The government has entrusted the electrical engineering department of the IIT to develop the high-tech device in collaboration with the High Energy Materials Research Lab of the state-run Defence Research and Development Organisation (DRDO) at Chandigarh and the Madras Atomic Power Station at Kalpakkam near Chennai.
To enhance security and check use of improvised explosive devices (IED) by terrorists and other criminal elements, Rao said the device with nano sensors could be installed at airports, railway stations, bus stands and other vital installations to detect them in solid, liquid or vapour form and seize before they are timed to explode.

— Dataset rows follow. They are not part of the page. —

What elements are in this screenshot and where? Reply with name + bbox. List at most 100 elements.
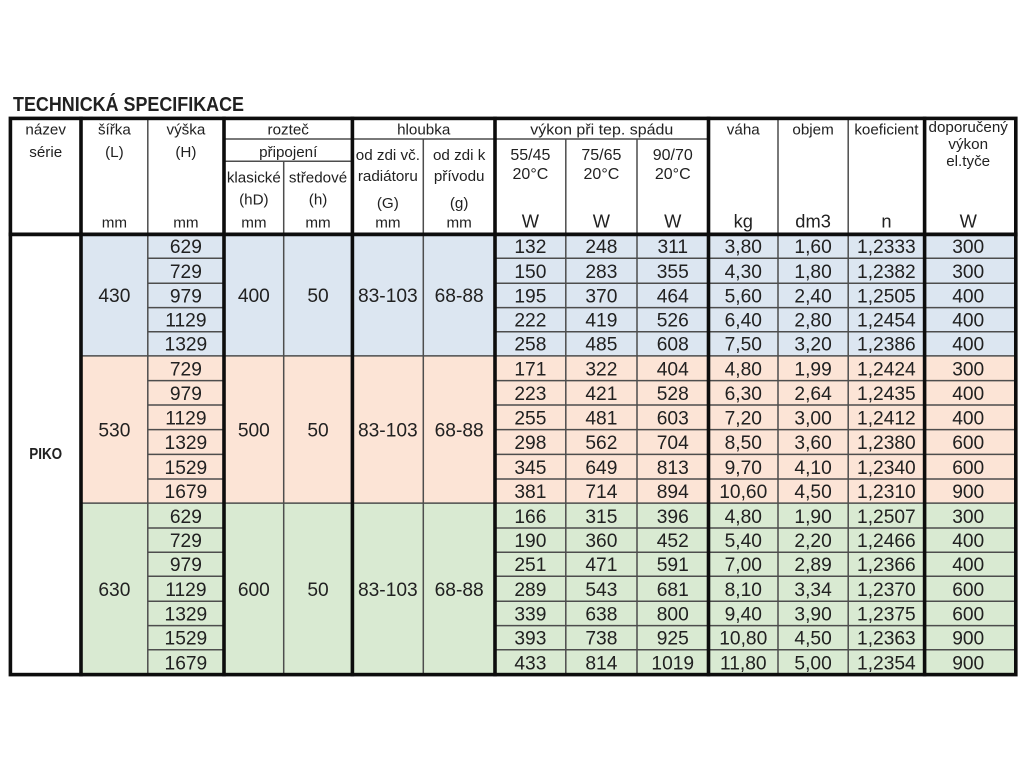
svg-text:5,00: 5,00 bbox=[794, 653, 831, 674]
svg-text:1,2366: 1,2366 bbox=[857, 555, 916, 576]
svg-text:1,2340: 1,2340 bbox=[857, 458, 916, 479]
svg-text:90/70: 90/70 bbox=[653, 147, 693, 164]
svg-text:objem: objem bbox=[792, 122, 833, 139]
svg-text:7,50: 7,50 bbox=[725, 335, 762, 356]
svg-text:400: 400 bbox=[952, 286, 984, 307]
svg-text:váha: váha bbox=[727, 122, 760, 139]
svg-text:979: 979 bbox=[170, 384, 202, 405]
svg-text:20°C: 20°C bbox=[655, 166, 691, 183]
svg-text:2,80: 2,80 bbox=[794, 311, 831, 332]
svg-text:(g): (g) bbox=[450, 195, 469, 212]
svg-text:1,2386: 1,2386 bbox=[857, 335, 916, 356]
svg-text:10,60: 10,60 bbox=[719, 482, 767, 503]
svg-text:koeficient: koeficient bbox=[854, 122, 919, 139]
svg-text:419: 419 bbox=[585, 311, 617, 332]
svg-text:mm: mm bbox=[375, 214, 400, 231]
svg-text:mm: mm bbox=[241, 214, 266, 231]
svg-text:W: W bbox=[522, 210, 540, 231]
svg-text:6,40: 6,40 bbox=[725, 311, 762, 332]
svg-text:1,2505: 1,2505 bbox=[857, 286, 916, 307]
svg-text:1,2370: 1,2370 bbox=[857, 580, 916, 601]
svg-text:471: 471 bbox=[585, 555, 617, 576]
svg-text:485: 485 bbox=[585, 335, 617, 356]
svg-text:430: 430 bbox=[98, 286, 130, 307]
svg-text:629: 629 bbox=[170, 237, 202, 258]
svg-text:PIKO: PIKO bbox=[29, 446, 62, 463]
svg-text:400: 400 bbox=[952, 408, 984, 429]
svg-text:729: 729 bbox=[170, 531, 202, 552]
svg-text:1,2310: 1,2310 bbox=[857, 482, 916, 503]
svg-text:3,80: 3,80 bbox=[725, 237, 762, 258]
svg-text:132: 132 bbox=[514, 237, 546, 258]
svg-text:528: 528 bbox=[657, 384, 689, 405]
svg-text:5,40: 5,40 bbox=[725, 531, 762, 552]
svg-text:800: 800 bbox=[657, 604, 689, 625]
svg-text:TECHNICKÁ SPECIFIKACE: TECHNICKÁ SPECIFIKACE bbox=[13, 93, 244, 116]
svg-text:1019: 1019 bbox=[651, 653, 694, 674]
svg-text:251: 251 bbox=[514, 555, 546, 576]
svg-text:2,64: 2,64 bbox=[794, 384, 832, 405]
svg-text:355: 355 bbox=[657, 262, 689, 283]
svg-text:radiátoru: radiátoru bbox=[358, 168, 418, 185]
svg-text:300: 300 bbox=[952, 262, 984, 283]
svg-text:381: 381 bbox=[514, 482, 546, 503]
svg-text:339: 339 bbox=[514, 604, 546, 625]
svg-text:814: 814 bbox=[585, 653, 617, 674]
svg-text:83-103: 83-103 bbox=[358, 420, 418, 441]
svg-text:421: 421 bbox=[585, 384, 617, 405]
svg-text:4,80: 4,80 bbox=[725, 359, 762, 380]
svg-text:od zdi vč.: od zdi vč. bbox=[356, 147, 420, 164]
svg-text:714: 714 bbox=[585, 482, 617, 503]
svg-text:894: 894 bbox=[657, 482, 689, 503]
svg-text:638: 638 bbox=[585, 604, 617, 625]
svg-text:50: 50 bbox=[307, 286, 328, 307]
svg-text:9,70: 9,70 bbox=[725, 458, 762, 479]
svg-text:311: 311 bbox=[657, 237, 688, 258]
svg-text:979: 979 bbox=[170, 555, 202, 576]
svg-text:1129: 1129 bbox=[165, 580, 206, 601]
svg-text:8,50: 8,50 bbox=[725, 433, 762, 454]
svg-text:el.tyče: el.tyče bbox=[946, 153, 990, 170]
svg-text:681: 681 bbox=[657, 580, 689, 601]
svg-text:68-88: 68-88 bbox=[435, 286, 484, 307]
svg-text:přívodu: přívodu bbox=[434, 168, 485, 185]
svg-text:W: W bbox=[664, 210, 682, 231]
svg-text:4,30: 4,30 bbox=[725, 262, 762, 283]
svg-text:šířka: šířka bbox=[98, 122, 131, 139]
svg-text:562: 562 bbox=[585, 433, 617, 454]
svg-text:3,60: 3,60 bbox=[794, 433, 831, 454]
svg-text:dm3: dm3 bbox=[795, 210, 831, 231]
svg-text:4,50: 4,50 bbox=[794, 629, 831, 650]
svg-text:1,2380: 1,2380 bbox=[857, 433, 916, 454]
svg-text:rozteč: rozteč bbox=[268, 122, 310, 139]
svg-text:připojení: připojení bbox=[259, 144, 318, 161]
svg-text:1,2333: 1,2333 bbox=[857, 237, 916, 258]
svg-text:738: 738 bbox=[585, 629, 617, 650]
svg-text:248: 248 bbox=[585, 237, 617, 258]
svg-text:W: W bbox=[960, 210, 978, 231]
svg-text:166: 166 bbox=[514, 507, 546, 528]
svg-text:1,90: 1,90 bbox=[794, 507, 831, 528]
svg-text:600: 600 bbox=[238, 580, 270, 601]
svg-text:345: 345 bbox=[514, 458, 546, 479]
svg-text:20°C: 20°C bbox=[513, 166, 549, 183]
svg-text:4,50: 4,50 bbox=[794, 482, 831, 503]
svg-text:1,2412: 1,2412 bbox=[857, 408, 916, 429]
svg-text:1329: 1329 bbox=[165, 604, 208, 625]
svg-text:68-88: 68-88 bbox=[435, 580, 484, 601]
svg-text:452: 452 bbox=[657, 531, 689, 552]
svg-text:10,80: 10,80 bbox=[719, 629, 767, 650]
svg-text:729: 729 bbox=[170, 262, 202, 283]
svg-text:400: 400 bbox=[952, 384, 984, 405]
svg-text:600: 600 bbox=[952, 604, 984, 625]
svg-text:3,90: 3,90 bbox=[794, 604, 831, 625]
svg-text:mm: mm bbox=[173, 214, 198, 231]
svg-text:289: 289 bbox=[514, 580, 546, 601]
svg-text:1,2507: 1,2507 bbox=[857, 507, 916, 528]
svg-text:n: n bbox=[881, 210, 891, 231]
svg-text:1,60: 1,60 bbox=[794, 237, 831, 258]
svg-text:190: 190 bbox=[514, 531, 546, 552]
svg-text:(H): (H) bbox=[175, 144, 196, 161]
svg-text:5,60: 5,60 bbox=[725, 286, 762, 307]
svg-text:223: 223 bbox=[514, 384, 546, 405]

“The device with an electronic nose will be able to sniff presence of IED or RDX in any of the three forms in the way trained canines can do. As training dogs in multitudes and deploying them at many places is a daunting task, an ‘electronic dog’ is a good alternative,” Rao said.
The Indian Institute of Science in Bangalore has also been roped in to develope the portable e-device or e-dog, with a seed funding of $25 million from the government.
Earlier, at a plenary session on Nano Technology and Education in the premier science event, Rao said the e-device would raise an alarm when an explosive like RDX comes within its proximity through the micro-electronic mechanical system (MEMS) of its sensor, coated with nano particles per million (ppm) or billion in a block or specified area.
“Explosives such as RDX or TNT can be remotely detected and monitored using pure nitrogen molecules in nano materials in ambient conditions,” Rao pointed out.
The e-device was demonstrated at a review meeting of the pilot project in Mumbai recently where explosives were detected in vapour form when pure nitrogen from its nano materials got released.